Il s’agit donc de consolider ces revues, avec l’exigence d’un contrôle de qualité comparable aux revues établies. Pour le service AJOL, un effort soutenu a été conduit pour certifier un niveau de qualité des revues hébergées, ainsi le cadre de référence « Pratiques et les Normes pour la Publication dans les Revues » (JPPS) fournit des critères d’évaluation détaillés pour la qualité des pratiques d’édition des revues du Sud et est utilisé pour évaluer les revues hébergées sur la plates-forme (INASP & AJOL., 2017). De la même façon, l’intégration de Scielo Citation Index dans le Web of Science en 2014 a permis d’augmenter la crédibilité et la visibilité des revues et des recherches de l’Amérique latine et des Caraïbes (Vélez-Cuartas et all, 2016).

Toutefois, le problème de la valorisation des sujets de recherche locaux dépasse le seul constat d’un manque de revues nationales ou régionales. Les enquêtes de terrain mettent aussi en évidence un décalage plus profond : « le choix des thématiques des chercheurs n‘est lié ni aux priorités nationales de la recherche, ni aux problématiques réelles de la santé au Maroc, ni aux recommandations d‘organismes internationaux comme l‘OMS. Il est plutôt lié aux projets de collaborations qui les incitent à travailler sur des thématiques à intérêt international, pour publier dans des revues indexées dans Scopus et le WoS. » (Lrhoul, 2017, p.207). Le constat soulève donc deux autres problèmes de fond : le manque de financement de la recherche locale pour être attractive et celui des mesures d’évaluation qui reproduisent aveuglément les standards des pays développés.

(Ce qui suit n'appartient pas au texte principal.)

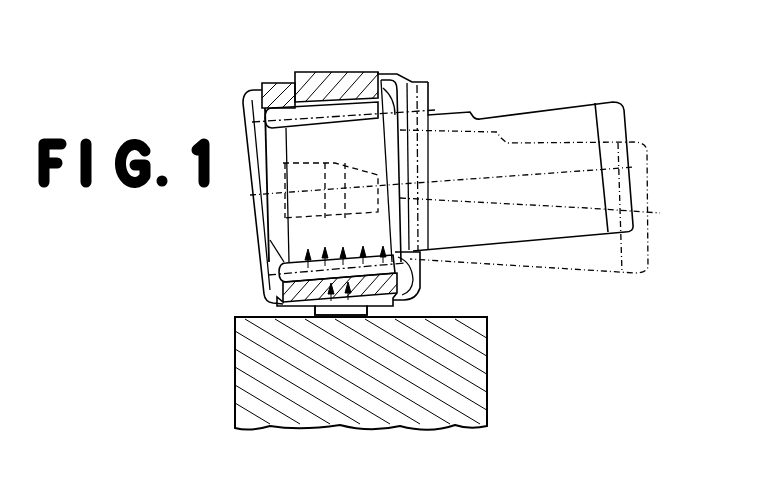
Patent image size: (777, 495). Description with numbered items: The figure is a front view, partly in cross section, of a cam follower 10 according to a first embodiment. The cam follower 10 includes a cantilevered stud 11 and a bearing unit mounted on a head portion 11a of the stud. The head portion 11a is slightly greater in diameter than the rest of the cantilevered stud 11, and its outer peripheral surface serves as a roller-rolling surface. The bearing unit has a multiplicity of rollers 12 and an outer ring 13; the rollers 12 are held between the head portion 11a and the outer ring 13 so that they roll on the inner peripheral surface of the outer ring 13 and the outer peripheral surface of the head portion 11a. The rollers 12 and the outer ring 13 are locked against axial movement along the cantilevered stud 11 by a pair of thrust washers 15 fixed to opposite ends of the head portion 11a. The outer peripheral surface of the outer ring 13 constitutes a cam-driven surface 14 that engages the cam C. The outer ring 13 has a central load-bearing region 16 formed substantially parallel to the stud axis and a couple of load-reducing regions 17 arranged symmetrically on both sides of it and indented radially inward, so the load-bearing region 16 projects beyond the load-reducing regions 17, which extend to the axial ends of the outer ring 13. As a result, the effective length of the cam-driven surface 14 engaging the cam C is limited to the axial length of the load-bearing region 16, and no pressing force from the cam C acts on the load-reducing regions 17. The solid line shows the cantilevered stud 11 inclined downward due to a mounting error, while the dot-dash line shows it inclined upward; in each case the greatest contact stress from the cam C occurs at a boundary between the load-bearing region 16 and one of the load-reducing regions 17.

The cam follower 10 is at (400, 71).
The cantilevered stud 11 is at (568, 117).
The head portion 11a is at (270, 242).
The rollers 12 is at (378, 71).
The outer ring 13 is at (270, 83).
The cam-driven surface 14 is at (307, 67).
The thrust washers 15 is at (246, 100).
The central load-bearing region 16 is at (357, 317).
The load-reducing regions 17 is at (298, 304).
The cam C is at (477, 387).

Conclusion : L’open access doit rester open

Le constat qui est actuellement fait d’une lente progression vers l’open access, 30 ans après le début du mouvement devrait s’interroger sur les raisons des résistances développées. Le virage politique au plus haut niveau qu’a pris le mouvement depuis ces dernières années semble avoir sous-estimé des valeurs prioritaires pour les chercheurs : la qualité, la rigueur, les marques de confiance construites au fil des décennies avec des équipes de revues. La dimension « open access », bien que majeure et souhaitée par les chercheurs, ne peut balayer les autres valeurs du système de communication scientifique.

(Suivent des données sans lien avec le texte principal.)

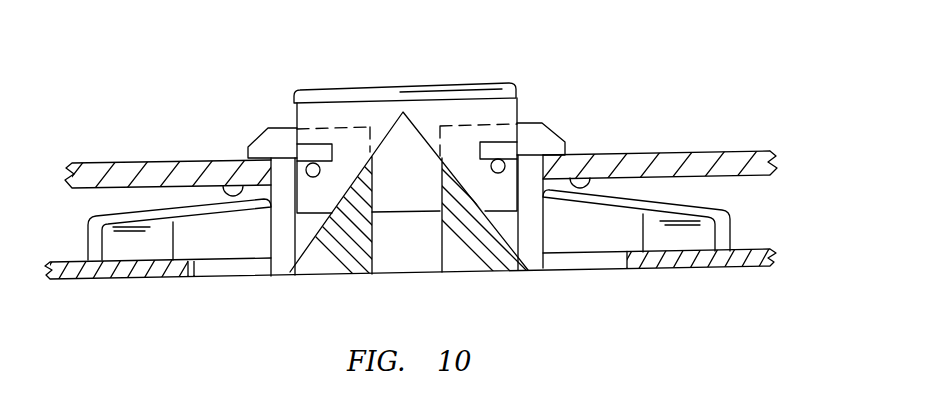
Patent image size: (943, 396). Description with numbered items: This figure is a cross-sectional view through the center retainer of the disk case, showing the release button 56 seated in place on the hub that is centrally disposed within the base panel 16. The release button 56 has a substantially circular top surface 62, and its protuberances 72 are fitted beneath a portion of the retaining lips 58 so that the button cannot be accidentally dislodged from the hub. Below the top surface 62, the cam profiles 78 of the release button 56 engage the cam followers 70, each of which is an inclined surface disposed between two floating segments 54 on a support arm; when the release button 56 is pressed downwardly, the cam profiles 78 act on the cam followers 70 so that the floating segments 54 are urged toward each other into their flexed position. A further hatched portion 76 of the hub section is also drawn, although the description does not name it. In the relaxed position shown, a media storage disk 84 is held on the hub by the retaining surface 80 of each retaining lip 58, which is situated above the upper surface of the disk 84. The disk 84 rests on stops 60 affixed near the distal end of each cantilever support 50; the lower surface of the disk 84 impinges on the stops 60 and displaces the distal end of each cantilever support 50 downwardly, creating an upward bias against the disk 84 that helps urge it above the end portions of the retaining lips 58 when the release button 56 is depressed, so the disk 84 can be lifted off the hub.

The base panel 16 is at (751, 248).
The cantilever support 50 is at (163, 205).
The media storage disk 84 is at (617, 153).
The stop 60 is at (243, 186).
The release button 56 is at (401, 185).
The top surface 62 is at (370, 85).
The retaining lip 58 is at (258, 139).
The floating segment 54 is at (282, 127).
The cam profile 78 is at (385, 138).
The cam follower 70 is at (314, 240).
The right wedge 76 is at (503, 230).
The protuberance 72 is at (309, 178).
The retaining surface 80 is at (528, 158).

Dans cette communication, nous avons insisté sur les risques de déséquilibre que pourrait provoquer un open access brutal, non réfléchi pouvant mettre en tension les chercheurs. Si des alignements sont nécessaires pour faire aboutir un accès ouvert le plus large possible, il ne s’agit très certainement pas de penser que les mêmes modèles seront applicables à tous les champs scientifiques. L’open access doit donc rester open en accord avec les « Cultures épistémiques » (Knorr-Cetina 1999). Mais les équations sont complexes, les négociations internationales d’actualité, et les stratégies d’influence bien présentes.

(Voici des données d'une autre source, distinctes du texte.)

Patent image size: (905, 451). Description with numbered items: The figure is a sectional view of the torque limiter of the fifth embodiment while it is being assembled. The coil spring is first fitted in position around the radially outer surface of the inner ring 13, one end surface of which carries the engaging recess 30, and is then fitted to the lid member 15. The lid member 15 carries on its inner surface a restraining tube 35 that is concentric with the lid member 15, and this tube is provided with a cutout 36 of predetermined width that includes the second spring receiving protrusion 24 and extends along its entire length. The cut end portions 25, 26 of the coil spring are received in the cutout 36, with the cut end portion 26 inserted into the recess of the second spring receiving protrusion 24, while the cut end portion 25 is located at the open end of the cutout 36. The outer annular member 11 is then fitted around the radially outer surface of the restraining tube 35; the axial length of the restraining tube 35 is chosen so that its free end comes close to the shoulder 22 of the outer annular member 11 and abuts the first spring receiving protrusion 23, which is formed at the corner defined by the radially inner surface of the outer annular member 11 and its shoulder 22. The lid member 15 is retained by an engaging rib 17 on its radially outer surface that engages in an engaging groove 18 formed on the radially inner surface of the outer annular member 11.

Les mouvements ne sont donc pas finis, quelle en sera l’issue ? Une attention particulière est aujourd’hui donnée à des secteurs majeurs (médecine, ingénierie, environnement…) sous l’impulsion des financeurs de la recherche, bien décidés à basculer vers des modèles de diffusion qu’ils souhaitent pleinement contrôler. Des ralliements internationaux au Plan S sont déjà en marche dans le secteur biomédical, par le Wellcome Trust britannique et la fondation américaine Bill & Melinda Gates… à suivre.